Le réel : je t’aime, moi non plus

L’obsession du réel a traversé le temps : l’imitation parfaite a été le Graal pour de nombreux artistes.

Dans la Grèce antique, Zeuxis était célébré pour ses trompe-l’œil : il peignait des grappes de raisins si réalistes que les oiseaux tentaient de les picorer.

À l’époque baroque, le Bernin éblouissait Rome avec ses statues de marbre. Virtuose de l’illusionnisme, il donnait vie à la pierre. Son Extase de Sainte-Thérèse (1642) frôla le scandale tant le plaisir se lisait sur le visage de la sainte.

Jean-Léon Gérôme, peintre de son état, fut le maître du réalisme académique au XIXe siècle. Son travail sur la lumière est si impressionnant que ses toiles ressemblent à des captures d’écran. Bonaparte devant le sphinx (1868) nous convainc sans mal.

Mais au milieu du XXe siècle, tout bascule. La guerre infuse les esprits et la réalité quitte le champ artistique. Comment représenter la mort et peindre les charniers ? Peut-on sculpter les corps abîmés et les regards traversés par l’horreur ?
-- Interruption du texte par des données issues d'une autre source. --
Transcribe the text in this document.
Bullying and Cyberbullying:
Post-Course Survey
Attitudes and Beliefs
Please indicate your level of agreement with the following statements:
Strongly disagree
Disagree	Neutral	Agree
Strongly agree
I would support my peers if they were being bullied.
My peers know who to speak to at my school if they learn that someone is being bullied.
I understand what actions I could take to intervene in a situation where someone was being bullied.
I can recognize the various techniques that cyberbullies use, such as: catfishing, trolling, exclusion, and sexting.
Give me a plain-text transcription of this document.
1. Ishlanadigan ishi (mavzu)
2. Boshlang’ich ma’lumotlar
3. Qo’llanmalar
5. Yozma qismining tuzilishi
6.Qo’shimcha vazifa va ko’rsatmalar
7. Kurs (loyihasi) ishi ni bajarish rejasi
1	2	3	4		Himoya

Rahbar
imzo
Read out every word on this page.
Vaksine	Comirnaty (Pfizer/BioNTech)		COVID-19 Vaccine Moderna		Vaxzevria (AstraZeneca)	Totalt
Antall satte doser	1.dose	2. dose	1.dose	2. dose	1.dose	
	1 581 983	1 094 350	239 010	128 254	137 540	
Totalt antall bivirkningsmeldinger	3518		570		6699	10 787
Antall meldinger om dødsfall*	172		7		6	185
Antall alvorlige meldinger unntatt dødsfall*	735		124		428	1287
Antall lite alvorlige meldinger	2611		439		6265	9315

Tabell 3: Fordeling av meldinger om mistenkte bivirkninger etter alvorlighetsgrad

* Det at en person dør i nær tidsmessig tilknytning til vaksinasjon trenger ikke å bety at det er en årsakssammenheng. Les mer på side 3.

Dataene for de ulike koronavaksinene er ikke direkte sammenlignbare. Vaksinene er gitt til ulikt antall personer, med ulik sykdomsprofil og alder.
New York est alors le nouveau centre de l’art. On y fait le choix de l’abstraction. Les drippings de Jackson Pollock, les colorfields de Mark Rothko ou de Barnett Newman permettent de ne pas avoir à dire l’indicible. L’Homme n’est plus un sujet… pour le moment.

⏩ Focus sur : l’expressionnisme abstrait 🎨

L’hyperréalisme : miroir de nos vies banales

Le quotidien à l’honneur

Alors que le traumatisme de 39-45 s’estompe, les sixties remettent l’Homme au centre de tout. En Occident, la société du besoin se transforme en société du désir. La consommation est reine.

L’art est populaire : on le nomme pop art. Les artistes s’inspirent du quotidien, de la BD, du cinéma, de la publicité. Le banal est à l’honneur puisqu’il est devenu enviable. Leurs œuvres sont joyeuses.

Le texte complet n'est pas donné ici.